Marc Ménonville, mis à jour le 06.07.2009 à 11 h 50

Rassurons ceux de nos lecteurs qui conservent le souvenir de la guerre d'Algérie, en particulier du putsch d'avril 1961: un Ultramarin n'est pas un officier de Marine combattant la politique du général de Gaulle puis s'engageant dans l'OAS, tel le héros du «Crabe tambour» de Pierre Schoendoerffer. Ne prenez pas un Ultramarin pour un marin ultra, aurait tranché le bon docteur Lacan, l'œil sur son Courbet.

Méditons plutôt sur la fortune récente de ce vocable, enraciné dans notre langue depuis le XIXe siècle cependant. Au vrai, il paraissait chez les poètes de lointains. Il venait apporter ses harmonies à la solennité de José-Maria de Hérédia, aux fantaisies de Paul-Jean Toulet ou à l'ésotérisme de Saint-John Perse. Il s'accompagnait, à l'habitude, même chez les adeptes de la clarté, de la sophistication du vocabulaire. Pour illustrer le propos, troussons un pastiche à la manière de l'ancien secrétaire général du Quai d'Orsay:

Voici que je grave vos noms au marbre mémoriel, halieutes ultramarins qui ennoyiez vos filets dans le céladon et l'azur des houles d'entre tropiques.

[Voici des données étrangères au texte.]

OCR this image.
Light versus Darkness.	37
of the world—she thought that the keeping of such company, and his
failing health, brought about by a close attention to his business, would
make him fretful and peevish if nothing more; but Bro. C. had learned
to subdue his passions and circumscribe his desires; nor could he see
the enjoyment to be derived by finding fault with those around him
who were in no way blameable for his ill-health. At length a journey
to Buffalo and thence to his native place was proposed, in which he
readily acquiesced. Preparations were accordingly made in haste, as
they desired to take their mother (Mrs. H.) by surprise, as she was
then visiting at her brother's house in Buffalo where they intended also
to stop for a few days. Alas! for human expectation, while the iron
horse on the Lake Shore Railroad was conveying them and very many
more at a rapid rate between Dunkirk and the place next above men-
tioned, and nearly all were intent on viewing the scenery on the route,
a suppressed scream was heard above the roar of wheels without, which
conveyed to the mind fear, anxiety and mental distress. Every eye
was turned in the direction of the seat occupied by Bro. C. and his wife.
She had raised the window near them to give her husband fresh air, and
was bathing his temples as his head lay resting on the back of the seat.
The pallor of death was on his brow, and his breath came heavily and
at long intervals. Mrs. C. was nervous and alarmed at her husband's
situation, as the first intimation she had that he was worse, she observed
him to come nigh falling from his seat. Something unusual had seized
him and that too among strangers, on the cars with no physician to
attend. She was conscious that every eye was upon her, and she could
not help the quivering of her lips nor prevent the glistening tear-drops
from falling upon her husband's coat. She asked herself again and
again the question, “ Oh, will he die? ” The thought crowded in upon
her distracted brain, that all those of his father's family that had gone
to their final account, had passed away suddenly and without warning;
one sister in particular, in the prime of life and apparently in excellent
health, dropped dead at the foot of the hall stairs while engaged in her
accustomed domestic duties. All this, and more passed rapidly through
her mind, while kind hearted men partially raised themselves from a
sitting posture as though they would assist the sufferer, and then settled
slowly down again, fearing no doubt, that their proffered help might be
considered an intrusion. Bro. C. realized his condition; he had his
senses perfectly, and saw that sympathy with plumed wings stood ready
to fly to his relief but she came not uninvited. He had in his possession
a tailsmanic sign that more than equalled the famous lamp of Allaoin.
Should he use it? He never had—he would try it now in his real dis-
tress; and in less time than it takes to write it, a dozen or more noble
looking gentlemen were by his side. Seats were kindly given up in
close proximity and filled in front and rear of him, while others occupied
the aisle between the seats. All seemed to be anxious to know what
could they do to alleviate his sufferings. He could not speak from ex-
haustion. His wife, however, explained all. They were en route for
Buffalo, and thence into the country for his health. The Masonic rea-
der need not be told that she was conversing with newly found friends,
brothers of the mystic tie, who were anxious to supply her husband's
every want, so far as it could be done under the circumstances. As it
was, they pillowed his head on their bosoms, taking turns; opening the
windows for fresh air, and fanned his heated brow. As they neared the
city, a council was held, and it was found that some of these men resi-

De quoi évoquer les plages des Antilles, les laves de la Réunion ou, biffant un passé révolu après 1815, les luxuriances de Maurice.

Il n'est pas sans intérêt de relever que le succès d'ultramarin, un poil abscons mais bien de chez nous, a compensé l'échec de domien forgé, il y a quelque dix ans, pour englober les peuples des DOM. À l'évidence, le diable s'en était mêlé et il apparut en peu de temps que ce domien sans couleur —tiens, tiens, tiens... — ni chaleur — tiens, tiens, tiens... (bis) —, pur produit de la technocratie langagière, en résumé, ramenait à l'idée de domination. Parions sans risque que les mânes de Victor Schoelcher vouèrent domien aux gémonies et imposèrent ultramarin qui soulève des images de beauté et de paix: foin de l'esclavage, vive le Club Méditerranée! Oublions, pour le moment, que Scylla est proche de Charybde, car cette allusion au tourisme pourrait suggérer à de mauvais esprits qu'ultramarin a partie liée en cachette avec la poursuite de l'aliénation de populations jadis asservies et naguère encore colonisées.

Noir, mulâtre, béké, créole d'origine indienne ou chinoise, si ce n'est amérindienne, l'Ultramarin, avec la majuscule de respect, ne se définit que par son habitat: il vit au-delà des mers. Ce qui, soit dit entre parenthèses, distingue l'Ultramarin du Corse que la théorie sacrée de la continuité territoriale assimile au Métropolitain. Pour le reste, rien ne peut le séparer de ses concitoyens. Il est, sans conteste, Français, reconnu apte, par conséquent, à voter dès sa majorité, client du PMU et de la Française des Jeux, supporter des Bleus (pas d'équipes de France sans Ultramarins, d'ailleurs), mangeur de bifteck-frites, buveur de beaujolais (après le 'tit punch de l'apéro éventuellement), joueur de pétanque et de belote, et admis au bénéfice des minima sociaux.

On conçoit qu'Henri Guaino qui, négligeant l'édit du Grand Manitou de Brassens, sait que le mot n'est pas «rien du tout», ait tenu à assurer la promotion d'Ultramarin dans la bouche de Nicolas Sarkozy. «L'ultramarinité, c'est la francitude plus la différencision» aurait, de son côté, expliqué Ségolène Royal, Ultramarine d'honneur, lorsqu'elle se piquait de parvenir à l'Élysée par l'accumulation de néologismes de derrière les fagots.

Français jusqu'au bout des ongles, l'Ultramarin jouit aussi de la faculté de s'exprimer par référendum: quoi de plus gaulois (comme nos ancêtres), quoi de plus gaullien? Sous peu, nous connaîtrons l'avis à ce sujet des Ultramarins de la Martinique, et, si la présidence leur pardonne les outrances du LKP, de ceux de la Guadeloupe.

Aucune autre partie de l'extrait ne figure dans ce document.